- Taki dodatek jest niezbędny zwłaszcza dla najbiedniejszych emerytów. Wzrosły koszty życia, droższe są leki. Rząd musi wspierać emerytów i rencistów - argumentuje Małgorzata Sadurska (37 l.), posłanka PiS, która stoi na czele grupy posłów składających ten projekt.
Według założeń dokumentu seniorzy otrzymujący świadczenie do 800 zł miesięcznie na rękę otrzymywaliby 700 zł dodatku. Osoby pobierające od 800 zł do 1300 zł emerytury lub renty miałyby jednorazowo dostawać 500 zł. Z kolei tym, którzy mają świadczenia wyższe niż 1300 zł, wypłacano by 250 zł.
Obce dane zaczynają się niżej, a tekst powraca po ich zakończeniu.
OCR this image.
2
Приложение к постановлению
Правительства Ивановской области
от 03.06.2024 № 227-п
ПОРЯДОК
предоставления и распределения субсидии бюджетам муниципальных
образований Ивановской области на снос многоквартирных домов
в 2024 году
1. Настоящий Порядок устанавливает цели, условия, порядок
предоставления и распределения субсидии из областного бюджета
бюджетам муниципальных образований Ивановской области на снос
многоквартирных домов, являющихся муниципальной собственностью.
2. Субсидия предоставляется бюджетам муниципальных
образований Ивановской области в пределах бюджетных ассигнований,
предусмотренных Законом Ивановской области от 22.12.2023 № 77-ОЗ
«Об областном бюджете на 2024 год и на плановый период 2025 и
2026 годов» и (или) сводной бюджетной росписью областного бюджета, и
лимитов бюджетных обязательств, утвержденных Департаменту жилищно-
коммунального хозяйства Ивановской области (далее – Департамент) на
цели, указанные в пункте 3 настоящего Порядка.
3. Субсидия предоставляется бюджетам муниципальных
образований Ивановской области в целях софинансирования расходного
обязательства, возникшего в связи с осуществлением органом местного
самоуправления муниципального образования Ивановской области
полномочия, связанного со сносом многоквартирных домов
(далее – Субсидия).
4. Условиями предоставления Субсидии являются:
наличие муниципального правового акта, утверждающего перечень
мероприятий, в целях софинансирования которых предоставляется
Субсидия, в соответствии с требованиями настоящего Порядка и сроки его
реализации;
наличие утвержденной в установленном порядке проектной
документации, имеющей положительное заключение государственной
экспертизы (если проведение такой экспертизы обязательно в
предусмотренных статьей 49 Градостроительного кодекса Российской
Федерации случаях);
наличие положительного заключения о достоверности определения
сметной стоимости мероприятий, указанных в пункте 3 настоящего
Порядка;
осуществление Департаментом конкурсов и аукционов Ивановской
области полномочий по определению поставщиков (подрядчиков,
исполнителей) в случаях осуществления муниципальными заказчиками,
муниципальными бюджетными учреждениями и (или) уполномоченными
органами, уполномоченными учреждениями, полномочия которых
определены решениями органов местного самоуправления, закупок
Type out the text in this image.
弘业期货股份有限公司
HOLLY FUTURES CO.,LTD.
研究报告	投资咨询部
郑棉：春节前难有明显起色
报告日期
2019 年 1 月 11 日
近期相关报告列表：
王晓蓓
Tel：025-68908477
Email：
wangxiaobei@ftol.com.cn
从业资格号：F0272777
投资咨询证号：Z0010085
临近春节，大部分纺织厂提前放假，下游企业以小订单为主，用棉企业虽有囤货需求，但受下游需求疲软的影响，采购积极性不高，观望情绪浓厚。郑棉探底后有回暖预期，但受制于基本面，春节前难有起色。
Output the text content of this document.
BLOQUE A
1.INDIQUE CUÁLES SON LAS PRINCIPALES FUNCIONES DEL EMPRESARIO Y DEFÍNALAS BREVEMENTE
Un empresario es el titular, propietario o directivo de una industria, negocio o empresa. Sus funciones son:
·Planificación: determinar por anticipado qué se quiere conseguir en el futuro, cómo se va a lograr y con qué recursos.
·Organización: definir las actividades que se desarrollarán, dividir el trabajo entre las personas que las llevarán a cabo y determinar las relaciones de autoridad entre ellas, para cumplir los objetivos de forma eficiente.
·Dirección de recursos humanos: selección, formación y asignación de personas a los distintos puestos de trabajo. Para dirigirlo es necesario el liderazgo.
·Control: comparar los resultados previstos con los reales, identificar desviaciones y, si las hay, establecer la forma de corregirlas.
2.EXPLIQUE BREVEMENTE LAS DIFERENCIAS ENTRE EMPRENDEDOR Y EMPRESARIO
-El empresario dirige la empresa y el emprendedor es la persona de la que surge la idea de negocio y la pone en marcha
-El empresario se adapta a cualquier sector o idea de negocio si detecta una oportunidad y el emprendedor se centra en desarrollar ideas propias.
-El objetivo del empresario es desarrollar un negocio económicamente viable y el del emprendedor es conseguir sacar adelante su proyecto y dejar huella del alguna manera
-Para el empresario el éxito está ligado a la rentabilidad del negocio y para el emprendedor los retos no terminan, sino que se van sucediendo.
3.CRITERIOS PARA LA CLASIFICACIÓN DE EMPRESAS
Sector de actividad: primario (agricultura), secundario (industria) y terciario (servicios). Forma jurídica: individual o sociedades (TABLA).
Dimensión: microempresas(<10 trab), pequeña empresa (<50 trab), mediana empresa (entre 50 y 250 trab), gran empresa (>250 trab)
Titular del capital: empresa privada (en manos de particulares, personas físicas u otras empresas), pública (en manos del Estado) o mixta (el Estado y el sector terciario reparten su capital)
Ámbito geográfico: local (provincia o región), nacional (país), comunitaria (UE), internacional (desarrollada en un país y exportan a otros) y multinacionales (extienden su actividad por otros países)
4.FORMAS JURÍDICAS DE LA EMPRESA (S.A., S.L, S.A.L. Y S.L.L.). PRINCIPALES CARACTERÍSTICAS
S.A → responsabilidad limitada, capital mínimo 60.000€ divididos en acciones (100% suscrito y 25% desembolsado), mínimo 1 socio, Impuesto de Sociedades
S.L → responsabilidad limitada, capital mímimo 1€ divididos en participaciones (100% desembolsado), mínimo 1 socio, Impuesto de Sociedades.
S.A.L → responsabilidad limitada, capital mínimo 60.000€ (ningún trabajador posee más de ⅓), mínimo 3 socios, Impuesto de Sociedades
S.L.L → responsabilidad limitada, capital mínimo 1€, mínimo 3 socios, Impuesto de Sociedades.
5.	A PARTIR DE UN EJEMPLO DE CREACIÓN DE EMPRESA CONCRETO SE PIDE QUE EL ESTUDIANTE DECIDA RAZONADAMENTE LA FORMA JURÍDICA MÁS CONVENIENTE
Jednorazowy dodatek, według propozycji PiS, miałby być przekazywany w marcu każdego roku. - Waloryzacja zdecydowanie nie zaspokaja potrzeb finansowych najbiedniejszych emerytów - argumentują posłowie największej partii opozycyjnej.
Przypomnijmy, że po raz pierwszy w tym roku emeryci otrzymają waloryzację kwotową, czyli taką samą podwyżkę bez względu na wysokość pobieranych świadczeń. Wyniesie ona 71 zł brutto miesięcznie.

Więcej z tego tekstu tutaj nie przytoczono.